Mise en quarantaine, réhabilitation et réintégration

« Notre pays souffre déjà de la pandémie du coronavirus et de ses conséquences économiques, et si tant de travailleurs sont forcés de revenir, cela risque de rendre la situation encore plus compliquée. Le gouvernement doit rester prudent et résoudre ce problème en poursuivant les négociations diplomatiques », estime le père Liton H. Gomes, secrétaire de la commission Justice et Paix de la conférence épiscopale bangladaise. Le prêtre ajoute que « ce sont des gens qui travaillent dur pour gagner leur vie, et qui contribuent aussi bien au développement de leur pays d’origine que de leurs pays d’accueil ». « Nous devons convaincre ces pays de cette réalité. S’ils sont forcés de revenir, le gouvernement doit assurer leur réhabilitation », souligne le père Gomes. Dans ces circonstances, il est très risqué de faire revenir des travailleurs migrants, affirme Al-Amin Nayan, du bureau des migrations de BRAC, une ONG bangladaise. « En raison du coronavirus, l’économie mondiale est aujourd’hui sévèrement atteinte, et les pays qui appellent le Bangladesh à faire revenir ces travailleurs le sont aussi. Il n’est pas sûr que le Bangladesh soit capable de les soutenir s’ils sont forcés de revenir. » Le gouvernement doit continuer de négocier avec ces pays, pour les convaincre qu’il est trop risqué et difficile de les faire revenir, estime-t-il. Mais s’il échoue, les migrants doivent pouvoir être accompagnés par l’État dès leur retour, souligne-t-il.

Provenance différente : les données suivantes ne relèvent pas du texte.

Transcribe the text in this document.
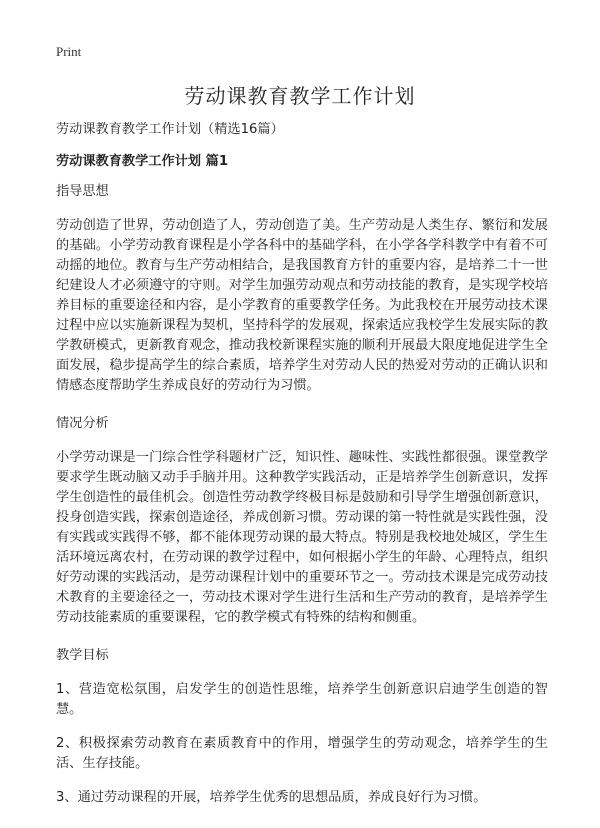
Print
劳动课教育教学工作计划

劳动课教育教学工作计划（精选16篇）

劳动课教育教学工作计划 篇1

指导思想

劳动创造了世界，劳动创造了人，劳动创造了美。生产劳动是人类生存、繁衍和发展的基础。小学劳动教育课程是小学各科中的基础学科，在小学各学科教学中有着不可动摇的地位。教育与生产劳动相结合，是我国教育方针的重要内容，是培养二十一世纪建设人才必须遵守的守则。对学生加强劳动观点和劳动技能的教育，是实现学校培养目标的重要途径和内容，是小学教育的重要教学任务。为此我校在开展劳动技术课过程中应以实施新课程为契机，坚持科学的发展观，探索适应我校学生发展实际的教学教研模式，更新教育观念，推动我校新课程实施的顺利开展最大限度地促进学生全面发展，稳步提高学生的综合素质，培养学生对劳动人民的热爱对劳动的正确认识和情感态度帮助学生养成良好的劳动行为习惯。

情况分析

小学劳动课是一门综合性学科题材广泛，知识性、趣味性、实践性都很强。课堂教学要求学生既动脑又动手手脑并用。这种教学实践活动，正是培养学生创新意识，发挥学生创造性的最佳机会。创造性劳动教学终极目标是鼓励和引导学生增强创新意识，投身创造实践，探索创造途径，养成创新习惯。劳动课的第一特性就是实践性强，没有实践或实践得不够，都不能体现劳动课的最大特点。特别是我校地处城区，学生生活环境远离农村，在劳动课的教学过程中，如何根据小学生的年龄、心理特点，组织好劳动课的实践活动，是劳动课程计划中的重要环节之一。劳动技术课是完成劳动技术教育的主要途径之一，劳动技术课对学生进行生活和生产劳动的教育，是培养学生劳动技能素质的重要课程，它的教学模式有特殊的结构和侧重。

教学目标

1、营造宽松氛围，启发学生的创造性思维，培养学生创新意识启迪学生创造的智慧。

2、积极探索劳动教育在素质教育中的作用，增强学生的劳动观念，培养学生的生活、生存技能。

3、通过劳动课程的开展，培养学生优秀的思想品质，养成良好行为习惯。
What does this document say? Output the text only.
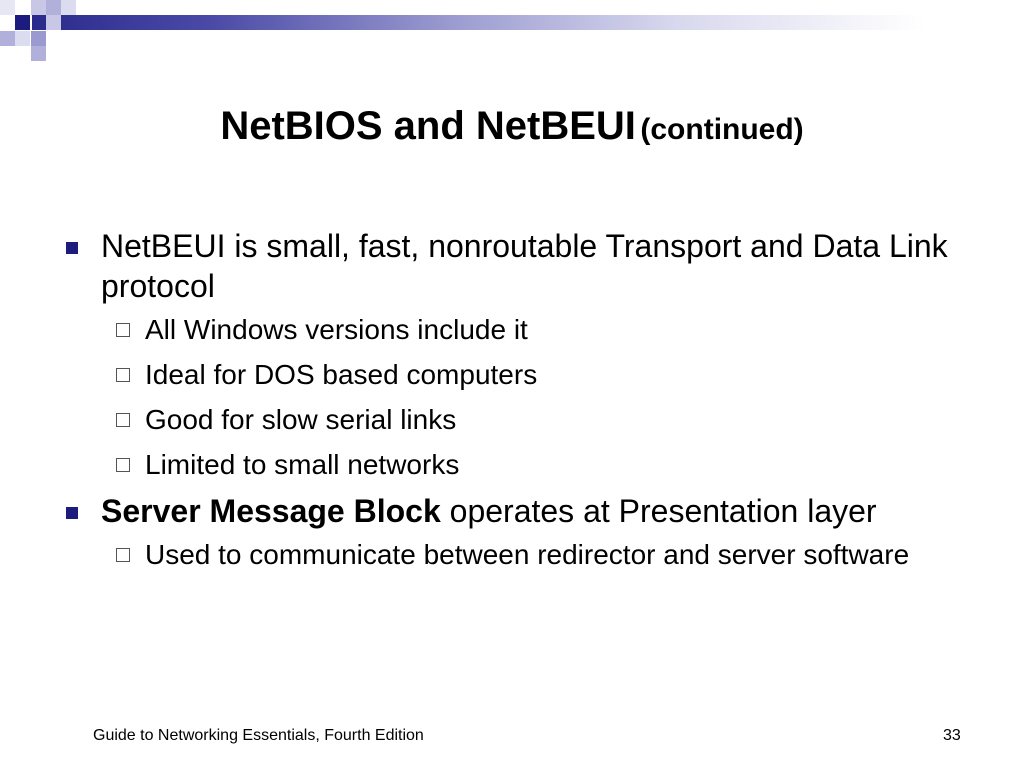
NetBIOS and NetBEUI (continued)
NetBEUI is small, fast, nonroutable Transport and Data Link protocol
All Windows versions include it
Ideal for DOS based computers
Good for slow serial links
Limited to small networks
Server Message Block operates at Presentation layer
Used to communicate between redirector and server software
Guide to Networking Essentials, Fourth Edition	33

« Ils doivent être mis en quarantaine, puis accompagnés dans leur processus de réhabilitation et de réintégration, avec le soutien de l’État. Il doit y avoir une aide pour les travailleurs qui ont perdu leur travail, parce que leurs revenus sont une contribution vitale à notre économie », ajoute Al-Amin Nayan. Sur plus de 160 millions d’habitants, près d’un quart de la population bangladaise vit sous le niveau de pauvreté, selon la Banque mondiale. Plusieurs millions de Bangladais démunis, illettrés et peu qualifiés sont partis à l’étranger pour échapper à la pauvreté et au chômage. Ainsi, selon les chiffres officiels du gouvernement bangladais, on compte entre 8 et 10 millions de Bangladais travaillant à l’étranger, aussi bien illégalement qu’en possession d’un permis de travail, dont une majorité au Moyen Orient. Beaucoup envoient de l’argent dans leur pays d’origine, pour environ 15 milliards de dollars par an au total, ce qui constitue un soutien vital pou l’économie du pays.